Some capabilities of these apps, such as processing raw Swath data and identifying and quantifying proteins within it are also available within AB Sciex's standard Peak View software, Hudson said. Other tools, particularly some of the data visualization tools, however, are only available through the BaseSpace app, he noted.
"This is not just rehashing the same software and putting it into the cloud," Hudson said. "It's about trying to solve biological problems. If you look at the apps, you don't actually see a mass spectrum anymore – you see up and down regulation of the proteins and some biological insights as well, gene ontology, for instance."
This approach fits with the larger notion behind BaseSpace, Stockton said.
"Our goal with BaseSpace is really to allow people to ask biological questions of the data and to make the data processing effectively go away," he said. "We thought a cloud-based infrastructure to allow people to [to run experiments] in a fairly push-button way was enabling for this new class of biologists who really don't want to get involved in what is fundamentally a data processing step."
Cloud computing also has the advantage of significantly shortening analysis time, Hudson said, noting that an analysis of 100 samples that took company researchers three days on a high-end desktop took one hour in BaseSpace.

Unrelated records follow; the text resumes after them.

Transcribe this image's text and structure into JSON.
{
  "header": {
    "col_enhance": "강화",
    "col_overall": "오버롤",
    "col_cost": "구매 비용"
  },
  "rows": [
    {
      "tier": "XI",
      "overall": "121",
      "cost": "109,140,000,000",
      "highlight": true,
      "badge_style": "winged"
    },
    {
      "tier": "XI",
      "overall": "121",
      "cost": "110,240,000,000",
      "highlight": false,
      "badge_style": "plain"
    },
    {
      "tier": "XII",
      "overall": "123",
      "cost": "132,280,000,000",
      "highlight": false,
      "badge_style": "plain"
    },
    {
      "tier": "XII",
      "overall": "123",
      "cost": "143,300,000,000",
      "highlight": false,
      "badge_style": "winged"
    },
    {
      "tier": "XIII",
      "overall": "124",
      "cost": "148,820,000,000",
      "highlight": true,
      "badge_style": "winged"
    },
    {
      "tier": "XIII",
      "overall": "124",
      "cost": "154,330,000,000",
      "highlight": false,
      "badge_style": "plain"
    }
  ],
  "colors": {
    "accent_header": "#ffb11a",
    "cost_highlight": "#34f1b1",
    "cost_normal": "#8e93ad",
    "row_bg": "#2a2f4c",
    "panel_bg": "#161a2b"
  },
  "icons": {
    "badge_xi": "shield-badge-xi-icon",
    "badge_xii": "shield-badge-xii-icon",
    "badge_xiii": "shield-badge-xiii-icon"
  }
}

Stockton said the hope was that the cloud environment would also help foster additional development of tools for integrating various omics analyses.
"One of the ways to think about this is as a foundation," he said. "By pulling in and processing Swath data and putting it in a format that is relatively standard, we give the academic community a platform to try new things and popularize new techniques for integrating [proteomics and genomics data]."
Stockton said the OneOmics project was exclusive to AB Sciex for now, noting that Illumina is "really interested in what the Swath technology can do because of its unique reproducibility."
Other vendors, including Waters and Thermo Fisher Scientific, offer similar DIA mass spec techniques that feature improved reproducibility compared to DDA workflows. At the American Society for Mass Spectrometry annual meeting in June, Thermo Fisher introduced four different types of DIA methodologies for use on its Q Exactive, Q Exactive HF, and Orbitrap Fusion instruments.
In fact, the OneOmics project could be seen as a response to Thermo Fisher's acquisition of Life Technologies early this year and its next-gen sequencing business, although Stockton and Hudson both said this had little to do with the AB Sciex-Illumina initiative.
By bringing proteomics and next-gen sequencing technologies under the same roof, Thermo Fisher would seem to be in a promising position for developing and selling integrated workflows combining these types of omics data. The company has not yet made public any such efforts, however.